Mitogenic activity of tracheal effluents from premature infants with chronic lung disease.

Abstract

Lung injury alters the expression and release of growth factors that disrupt postnatal pulmonary development in newborns and causes chronic lung disease (CLD). The effect of these factors, released into the airways of newborns with CLD, on cell proliferation and collagen production was characterized in vitro. Human fetal lung fibroblast and alveolar-epithelial-like cell lines (FHs 738Lu and A549, respectively) were exposed to tracheal effluents from infants with CLD (mean gestation, 24.7 +/- 0.9 wk; birth weight, 666 +/- 85 g; postnatal age, 0-62 d). In both cell types, proliferation was assessed by measuring [(3)H]-thymidine uptake; in fibroblasts, collagen production was analyzed by measuring [(3)H]-proline incorporation. The activity of specific growth factors in effluents was determined using anti-growth factor antibodies and the growth factors themselves. Growth factors in tracheal effluents promoted proliferation in a dose-dependent manner and caused up to a 10.2- and 3.1-fold increase in thymidine uptake by fibroblasts and epithelial cells, respectively.
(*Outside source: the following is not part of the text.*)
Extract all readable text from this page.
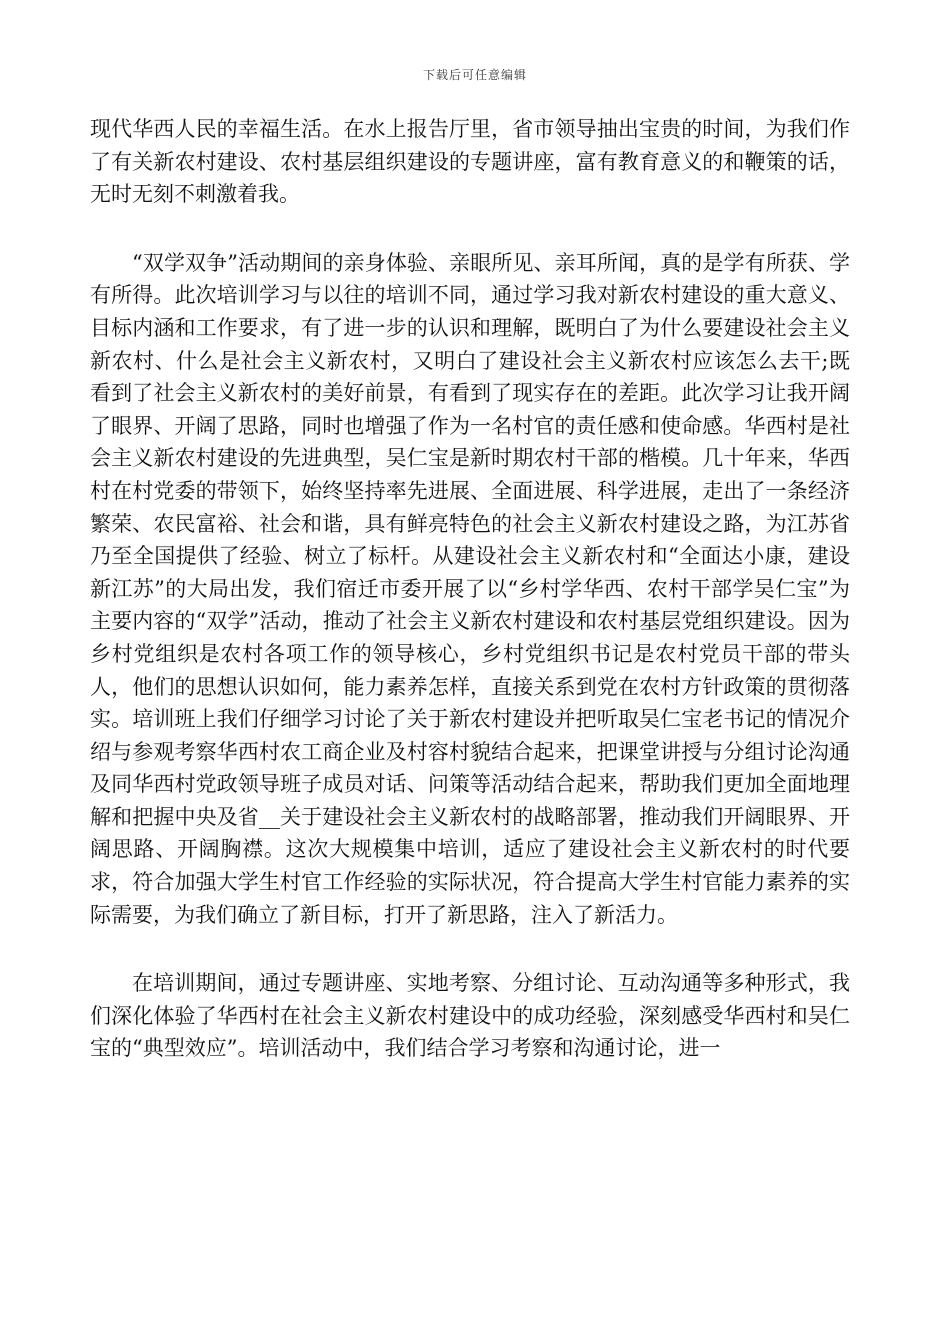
下载后可任意编辑

现代华西人民的幸福生活。在水上报告厅里，省市领导抽出宝贵的时间，为我们作了有关新农村建设、农村基层组织建设的专题讲座，富有教育意义的和鞭策的话，无时无刻不刺激着我。

“双学双争”活动期间的亲身体验、亲眼所见、亲耳所闻，真的是学有所获、学有所得。此次培训学习与以往的培训不同，通过学习我对新农村建设的重大意义、目标内涵和工作要求，有了进一步的认识和理解，既明白了为什么要建设社会主义新农村、什么是社会主义新农村，又明白了建设社会主义新农村应该怎么去干;既看到了社会主义新农村的美好前景，有看到了现实存在的差距。此次学习让我开阔了眼界、开阔了思路，同时也增强了作为一名村官的责任感和使命感。华西村是社会主义新农村建设的先进典型，吴仁宝是新时期农村干部的楷模。几十年来，华西村在村党委的带领下，始终坚持率先进展、全面进展、科学进展，走出了一条经济繁荣、农民富裕、社会和谐，具有鲜亮特色的社会主义新农村建设之路，为江苏省乃至全国提供了经验、树立了标杆。从建设社会主义新农村和“全面达小康，建设新江苏”的大局出发，我们宿迁市委开展了以“乡村学华西、农村干部学吴仁宝”为主要内容的“双学”活动，推动了社会主义新农村建设和农村基层党组织建设。因为乡村党组织是农村各项工作的领导核心，乡村党组织书记是农村党员干部的带头人，他们的思想认识如何，能力素养怎样，直接关系到党在农村方针政策的贯彻落实。培训班上我们仔细学习讨论了关于新农村建设并把听取吴仁宝老书记的情况介绍与参观考察华西村农工商企业及村容村貌结合起来，把课堂讲授与分组讨论沟通及同华西村党政领导班子成员对话、问策等活动结合起来，帮助我们更加全面地理解和把握中央及省__关于建设社会主义新农村的战略部署，推动我们开阔眼界、开阔思路、开阔胸襟。这次大规模集中培训，适应了建设社会主义新农村的时代要求，符合加强大学生村官工作经验的实际状况，符合提高大学生村官能力素养的实际需要，为我们确立了新目标，打开了新思路，注入了新活力。

在培训期间，通过专题讲座、实地考察、分组讨论、互动沟通等多种形式，我们深化体验了华西村在社会主义新农村建设中的成功经验，深刻感受华西村和吴仁宝的“典型效应”。培训活动中，我们结合学习考察和沟通讨论，进一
Collagen production by fibroblasts increased dose dependently, peaking at 177% of baseline. Antibody against transforming growth factor beta-1 (TGF-beta(1)) inhibited proliferation and the increase in collagen production by 31% (p = 0.01) and 14% (p = 0.045), respectively. Antibody against hepatocyte growth factor (HGF) inhibited proliferation of epithelial cells (25%, p = 0.039). The effects of exogenous TGF-beta(1) on fibroblasts and HGF on epithelial cells resembled those of tracheal effluents. Potent mitogenic and differentiating substances are released into the tracheal effluents of newborns with CLD. TGF-beta(1) may worsen CLD by inducing fibrosis whereas HGF may favor resolution by promoting epithelialization.